Immerhin habe sich die Gesellschaft, so Mundel, einst entschieden, Theater zu subventionieren, um es für alle zugänglich zu machen, nicht nur für die, die es sich ohnehin leisten könnten: "Wo da genau die Schmerzgrenze liegt, wissen wir gar nicht." Um diese Frage aber zu einer politischen Debatte machen zu können, bedürfe es quasi der Überprüfung im Praxistest. Gelingt es, auch für Bedürftige die Hürden vor den Theaterpforten so niedrig zu machen, dass sie ins Theater kommen?

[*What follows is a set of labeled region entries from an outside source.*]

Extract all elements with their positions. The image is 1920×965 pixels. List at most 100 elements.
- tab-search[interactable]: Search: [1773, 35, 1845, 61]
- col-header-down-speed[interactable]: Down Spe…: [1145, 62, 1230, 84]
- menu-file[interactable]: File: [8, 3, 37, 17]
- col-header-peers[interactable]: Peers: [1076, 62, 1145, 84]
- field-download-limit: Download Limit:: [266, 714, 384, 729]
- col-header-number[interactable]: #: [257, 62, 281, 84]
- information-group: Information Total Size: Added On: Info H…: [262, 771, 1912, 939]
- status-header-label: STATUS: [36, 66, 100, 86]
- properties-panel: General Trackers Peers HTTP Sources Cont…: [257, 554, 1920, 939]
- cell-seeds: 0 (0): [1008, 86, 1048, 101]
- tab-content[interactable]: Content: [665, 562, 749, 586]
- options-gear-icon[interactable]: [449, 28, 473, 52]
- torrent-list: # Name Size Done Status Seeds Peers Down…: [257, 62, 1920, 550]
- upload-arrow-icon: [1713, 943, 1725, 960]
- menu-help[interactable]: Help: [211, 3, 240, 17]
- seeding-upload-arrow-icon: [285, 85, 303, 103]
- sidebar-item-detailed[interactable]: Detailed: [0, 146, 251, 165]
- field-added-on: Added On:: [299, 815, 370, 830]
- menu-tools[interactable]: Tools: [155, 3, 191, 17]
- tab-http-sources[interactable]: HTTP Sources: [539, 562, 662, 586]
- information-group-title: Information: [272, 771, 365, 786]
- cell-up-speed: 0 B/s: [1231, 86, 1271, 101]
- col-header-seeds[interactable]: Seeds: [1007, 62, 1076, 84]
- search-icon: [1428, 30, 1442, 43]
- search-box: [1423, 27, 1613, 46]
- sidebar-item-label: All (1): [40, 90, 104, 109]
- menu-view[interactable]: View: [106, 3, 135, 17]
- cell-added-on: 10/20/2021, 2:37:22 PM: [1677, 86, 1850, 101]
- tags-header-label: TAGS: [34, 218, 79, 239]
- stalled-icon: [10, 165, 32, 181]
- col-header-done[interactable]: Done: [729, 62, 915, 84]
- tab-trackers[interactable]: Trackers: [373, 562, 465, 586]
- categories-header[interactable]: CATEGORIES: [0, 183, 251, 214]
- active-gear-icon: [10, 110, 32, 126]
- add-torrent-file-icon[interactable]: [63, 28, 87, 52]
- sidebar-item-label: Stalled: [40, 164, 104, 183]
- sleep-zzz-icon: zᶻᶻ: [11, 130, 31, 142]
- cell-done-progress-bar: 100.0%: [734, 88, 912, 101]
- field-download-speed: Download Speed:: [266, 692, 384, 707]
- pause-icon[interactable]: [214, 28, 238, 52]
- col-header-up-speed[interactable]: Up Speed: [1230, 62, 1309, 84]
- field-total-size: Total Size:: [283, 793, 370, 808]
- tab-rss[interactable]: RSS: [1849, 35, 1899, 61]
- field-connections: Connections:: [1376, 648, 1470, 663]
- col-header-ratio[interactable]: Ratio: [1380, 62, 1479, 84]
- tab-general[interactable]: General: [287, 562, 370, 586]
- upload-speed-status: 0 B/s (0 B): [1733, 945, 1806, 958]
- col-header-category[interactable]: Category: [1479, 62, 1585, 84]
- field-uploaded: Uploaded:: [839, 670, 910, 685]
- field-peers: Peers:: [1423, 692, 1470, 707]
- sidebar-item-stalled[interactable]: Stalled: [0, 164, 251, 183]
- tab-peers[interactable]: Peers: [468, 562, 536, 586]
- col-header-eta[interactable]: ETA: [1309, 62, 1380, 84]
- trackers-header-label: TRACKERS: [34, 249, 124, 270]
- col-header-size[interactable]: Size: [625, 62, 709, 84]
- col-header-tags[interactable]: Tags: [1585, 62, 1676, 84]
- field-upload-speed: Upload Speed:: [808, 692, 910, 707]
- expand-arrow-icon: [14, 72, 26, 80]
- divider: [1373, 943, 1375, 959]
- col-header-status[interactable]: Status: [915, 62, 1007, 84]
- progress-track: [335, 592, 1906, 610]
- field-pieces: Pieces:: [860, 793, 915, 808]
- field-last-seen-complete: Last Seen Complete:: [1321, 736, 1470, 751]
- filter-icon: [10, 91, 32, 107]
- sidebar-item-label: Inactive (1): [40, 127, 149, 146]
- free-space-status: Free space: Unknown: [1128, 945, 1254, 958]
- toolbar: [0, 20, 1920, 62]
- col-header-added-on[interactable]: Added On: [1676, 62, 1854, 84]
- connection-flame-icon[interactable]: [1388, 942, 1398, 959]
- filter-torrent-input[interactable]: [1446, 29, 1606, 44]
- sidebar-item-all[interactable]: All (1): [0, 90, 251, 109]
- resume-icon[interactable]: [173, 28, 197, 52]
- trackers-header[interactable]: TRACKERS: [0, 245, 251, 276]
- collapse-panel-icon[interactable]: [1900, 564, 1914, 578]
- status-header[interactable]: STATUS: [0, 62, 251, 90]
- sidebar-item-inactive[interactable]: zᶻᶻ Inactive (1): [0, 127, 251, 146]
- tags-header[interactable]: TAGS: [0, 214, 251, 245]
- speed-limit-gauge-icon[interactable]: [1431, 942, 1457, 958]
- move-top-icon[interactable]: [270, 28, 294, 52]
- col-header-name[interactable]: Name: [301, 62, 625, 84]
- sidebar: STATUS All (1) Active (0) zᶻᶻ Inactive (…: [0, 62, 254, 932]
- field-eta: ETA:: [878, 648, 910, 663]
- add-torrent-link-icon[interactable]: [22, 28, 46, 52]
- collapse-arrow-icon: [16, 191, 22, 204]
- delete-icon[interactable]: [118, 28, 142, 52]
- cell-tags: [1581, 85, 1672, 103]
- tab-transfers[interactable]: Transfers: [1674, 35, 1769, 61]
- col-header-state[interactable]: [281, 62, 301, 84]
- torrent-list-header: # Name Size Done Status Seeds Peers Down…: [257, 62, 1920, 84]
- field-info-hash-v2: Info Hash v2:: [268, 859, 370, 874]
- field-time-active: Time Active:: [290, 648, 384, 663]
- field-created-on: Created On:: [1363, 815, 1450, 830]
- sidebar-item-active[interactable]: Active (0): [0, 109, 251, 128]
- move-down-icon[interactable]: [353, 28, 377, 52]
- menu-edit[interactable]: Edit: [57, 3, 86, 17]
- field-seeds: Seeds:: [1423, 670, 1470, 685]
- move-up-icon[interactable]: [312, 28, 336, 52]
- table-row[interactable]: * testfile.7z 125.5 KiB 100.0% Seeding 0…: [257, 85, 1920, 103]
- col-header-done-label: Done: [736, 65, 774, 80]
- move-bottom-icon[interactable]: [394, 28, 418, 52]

An der Theaterkasse ist die Bilanz nach den ersten Februartagen noch ernüchternd: Die Nachfrage nach den 3,50 Euro-Tickets halte sich in Grenzen. Sogar für die ausnahmsweise für Billigtickets freigegebene Premiere von "Der Sturm" seien noch ermäßigte Karten zu haben. Für die Arbeitslosen, die sich spärlich zum Kauf solcher Karten angestellt haben, ist das zum einen ein tolles Angebot, zum anderen aber rechnen sie vor: "Bei knapp 6 Euro Tagessatz sind auch die 3,50 Euro plus 4 Euro für die Straßenbahn schon ein Riesenluxus." Dass da "Der Mann von la Mancha" – wie üblich ab Preisklasse 3 – zum Beispiel statt für 29 Euro für 3,50 Euro zu haben ist, verführt die theaterbegeisterte Gabi Groß, arbeitslose Apothekerin, sich auf diesen Luxus einzulassen. Ihr Hinweis: "Ich bin mein Leben lang mit dem Theater auf Tuchfühlung, da ist klar, dass ich dieses Angebot überhaupt wahrgenommen habe, für andere dürfte das schwieriger sein!"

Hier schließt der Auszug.